Um die Effektivität von Cas9 für die Experimente mit Säugerzellen zu erhöhen, verknüpften Belmontes Mitarbeiter die Nuklease mit einem Kernlokalisierungs-Signal (BPNLS). Per in utero-Elektroporation schleusten sie Cas9-BPNLS anschließend zusammen mit einem HITI-GFP-Vektor in Mäuse ein. Im Hirn neugeborener, zwei Wochen alter Mäuse, fanden sie anschließend Fluoreszenzsignale, die auf die Integration der eingeschleusten DNA zurückzuführen waren.
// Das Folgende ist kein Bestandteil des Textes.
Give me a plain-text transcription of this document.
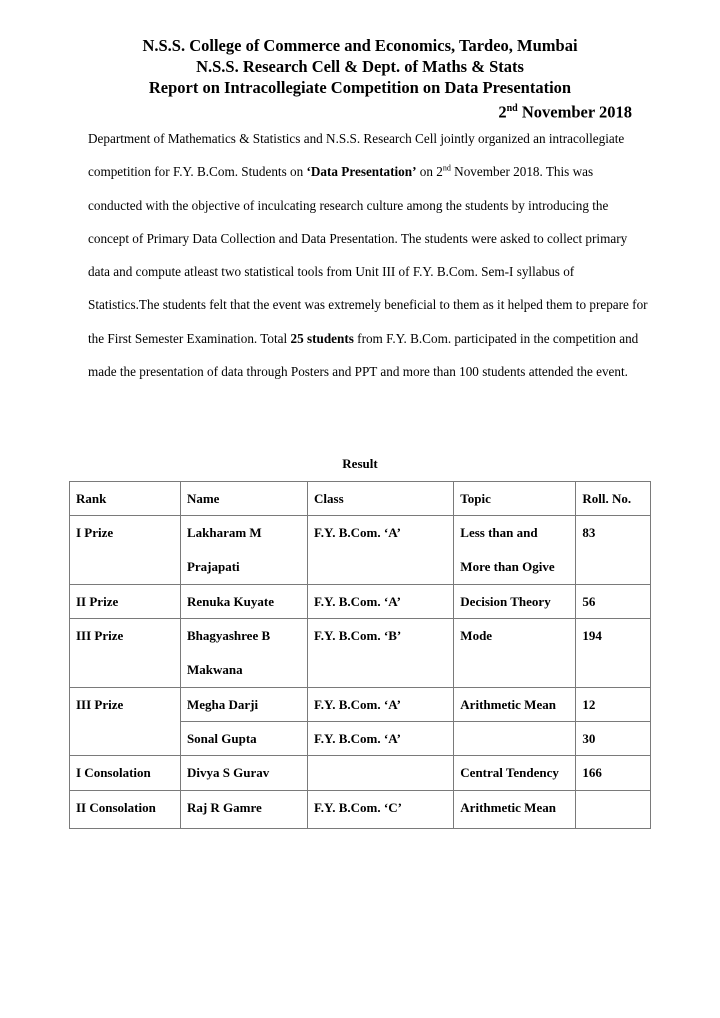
N.S.S. College of Commerce and Economics, Tardeo, Mumbai
N.S.S. Research Cell & Dept. of Maths & Stats
Report on Intracollegiate Competition on Data Presentation
2nd November 2018
Department of Mathematics & Statistics and N.S.S. Research Cell jointly organized an intracollegiate competition for F.Y. B.Com. Students on ‘Data Presentation’ on 2nd November 2018. This was conducted with the objective of inculcating research culture among the students by introducing the concept of Primary Data Collection and Data Presentation. The students were asked to collect primary data and compute atleast two statistical tools from Unit III of F.Y. B.Com. Sem-I syllabus of Statistics.The students felt that the event was extremely beneficial to them as it helped them to prepare for the First Semester Examination. Total 25 students from F.Y. B.Com. participated in the competition and made the presentation of data through Posters and PPT and more than 100 students attended the event.
Result
Rank	Name	Class	Topic	Roll. No.
I Prize	Lakharam M Prajapati	F.Y. B.Com. ‘A’	Less than and More than Ogive	83
II Prize	Renuka Kuyate	F.Y. B.Com. ‘A’	Decision Theory	56
III Prize	Bhagyashree B Makwana	F.Y. B.Com. ‘B’	Mode	194
III Prize	Megha Darji	F.Y. B.Com. ‘A’	Arithmetic Mean	12
	Sonal Gupta	F.Y. B.Com. ‘A’		30
I Consolation	Divya S Gurav		Central Tendency	166
II Consolation	Raj R Gamre	F.Y. B.Com. ‘C’	Arithmetic Mean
Die Gruppe entwickelte die HITI-Vektoren akribisch weiter und konstruierte HITI-GFP-Vektoren, die auf Adeno-assozierte Viren (AAV) basierten. Die AAV-HITI-GFP-Vektoren spritzte das Team in die Sehrinde (visueller Kortex), von Ratten. Immerhin 3.5% der Neuronen fluoreszierten hierauf grün.
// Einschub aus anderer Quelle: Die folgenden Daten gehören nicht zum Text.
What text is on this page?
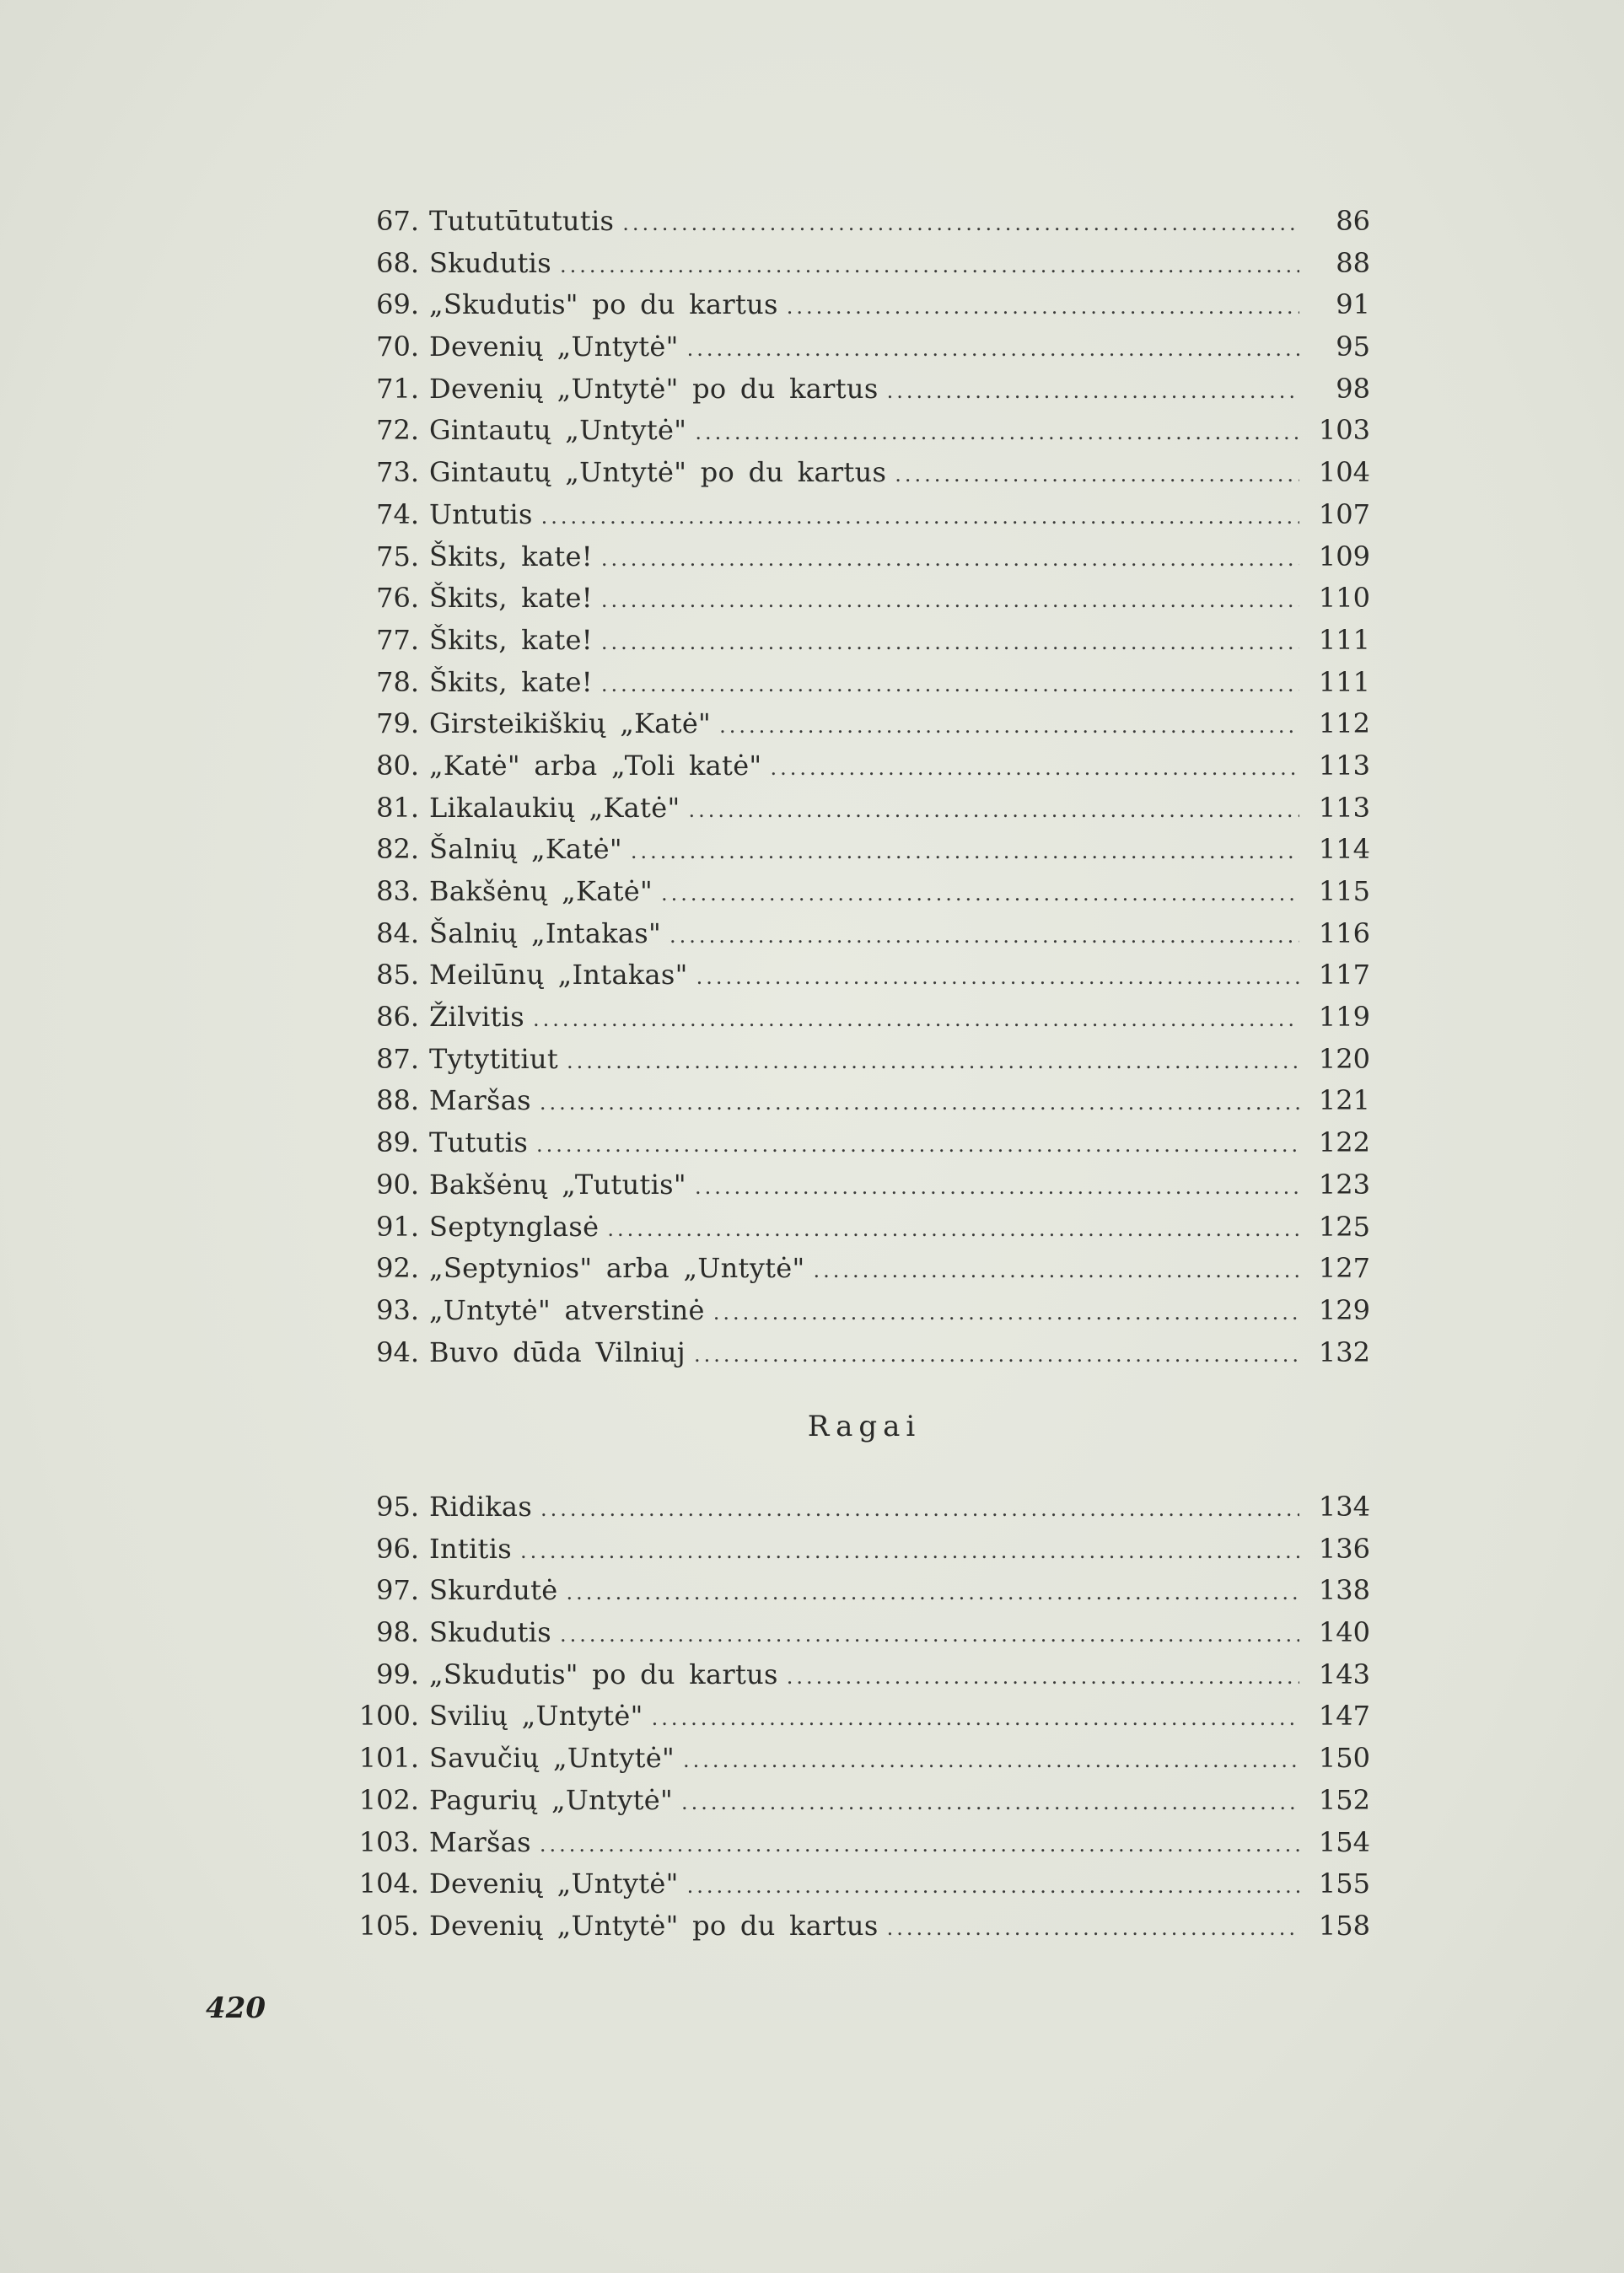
67. Tututūtututis .....	86
68. Skudutis .....	88
69. „Skudutis" po du kartus .....	91
70. Devenių „Untytė" .....	95
71. Devenių „Untytė" po du kartus .....	98
72. Gintautų „Untytė" .....	103
73. Gintautų „Untytė" po du kartus .....	104
74. Untutis .....	107
75. Škits, kate! .....	109
76. Škits, kate! .....	110
77. Škits, kate! .....	111
78. Škits, kate! .....	111
79. Girsteikiškių „Katė" .....	112
80. „Katė" arba „Toli katė" .....	113
81. Likalaukių „Katė" .....	113
82. Šalnių „Katė" .....	114
83. Bakšėnų „Katė" .....	115
84. Šalnių „Intakas" .....	116
85. Meilūnų „Intakas" .....	117
86. Žilvitis .....	119
87. Tytytitiut .....	120
88. Maršas .....	121
89. Tututis .....	122
90. Bakšėnų „Tututis" .....	123
91. Septynglasė .....	125
92. „Septynios" arba „Untytė" .....	127
93. „Untytė" atverstinė .....	129
94. Buvo dūda Vilniuj .....	132
Ragai
95. Ridikas .....	134
96. Intitis .....	136
97. Skurdutė .....	138
98. Skudutis .....	140
99. „Skudutis" po du kartus .....	143
100. Svilių „Untytė" .....	147
101. Savučių „Untytė" .....	150
102. Pagurių „Untytė" .....	152
103. Maršas .....	154
104. Devenių „Untytė" .....	155
105. Devenių „Untytė" po du kartus .....	158
420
Ermutigt von diesen Ergebnissen wagten sich Belmonte und Co. schließlich an die Reparatur eines Gendefekts in Royal College of Surgeons (RCS)-Ratten die aufgrund einer Retina-Degeneration blind sind. Den Tieren fehlt ein circa 2 kb langes Fragment im Mertk-Gen. Den fehlenden DNA-Abschnitt schleuste das Team mit einem AAV-rMertk-HITI-Vektor in die RCS-Ratten ein. Und tatsächlich deuteten die von Suzuki et al., einige Wochen später durchgeführten Analysen darauf hin, dass die Augenzellen vermehrt MERTK-Protein exprimierten. Gleichzeitig verstärkte sich in einem Elektroretinogramm auch die Reaktion der Netzhaut auf Lichtsignale.
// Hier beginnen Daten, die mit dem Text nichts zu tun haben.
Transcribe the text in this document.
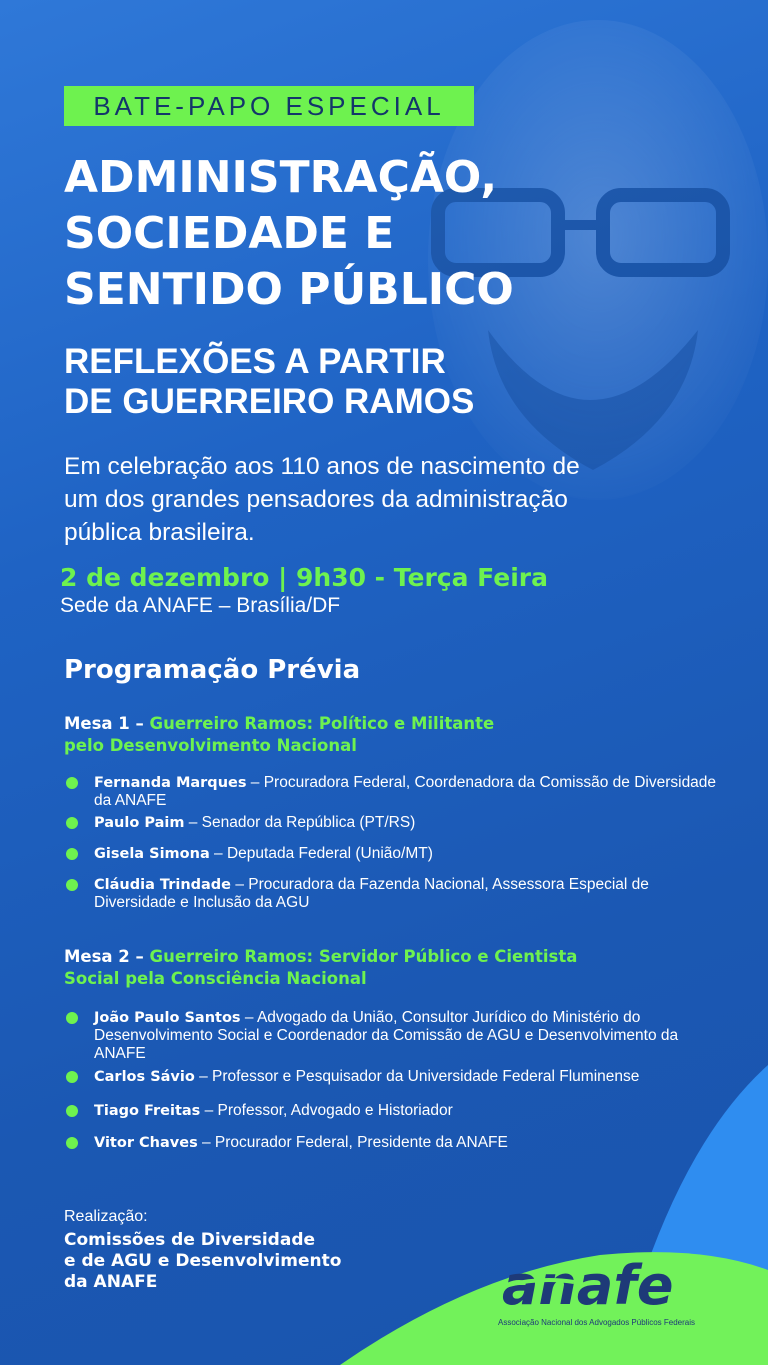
BATE-PAPO ESPECIAL
ADMINISTRAÇÃO,
SOCIEDADE E
SENTIDO PÚBLICO
REFLEXÕES A PARTIR
DE GUERREIRO RAMOS

Em celebração aos 110 anos de nascimento de
um dos grandes pensadores da administração
pública brasileira.

2 de dezembro | 9h30 - Terça Feira
Sede da ANAFE – Brasília/DF
Programação Prévia
Mesa 1 – Guerreiro Ramos: Político e Militante
pelo Desenvolvimento Nacional
Fernanda Marques – Procuradora Federal, Coordenadora da Comissão de Diversidade da ANAFE
Paulo Paim – Senador da República (PT/RS)
Gisela Simona – Deputada Federal (União/MT)
Cláudia Trindade – Procuradora da Fazenda Nacional, Assessora Especial de Diversidade e Inclusão da AGU
Mesa 2 – Guerreiro Ramos: Servidor Público e Cientista
Social pela Consciência Nacional
João Paulo Santos – Advogado da União, Consultor Jurídico do Ministério do Desenvolvimento Social e Coordenador da Comissão de AGU e Desenvolvimento da ANAFE
Carlos Sávio – Professor e Pesquisador da Universidade Federal Fluminense
Tiago Freitas – Professor, Advogado e Historiador
Vitor Chaves – Procurador Federal, Presidente da ANAFE
Realização:

Comissões de Diversidade
e de AGU e Desenvolvimento
da ANAFE	anafe
Associação Nacional dos Advogados Públicos Federais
Von einer vollständigen Heilung der Retina-Degeneration waren die Ratten jedoch noch weit entfernt. Dennoch ist die HITI-Strategie für gentherapeutische Ansätze äußerst interessant und funktioniert im Gegensatz zu klassischen HDR-basierten Gene Editing-Techniken auch in differenzierten, postmitotischen Zellen.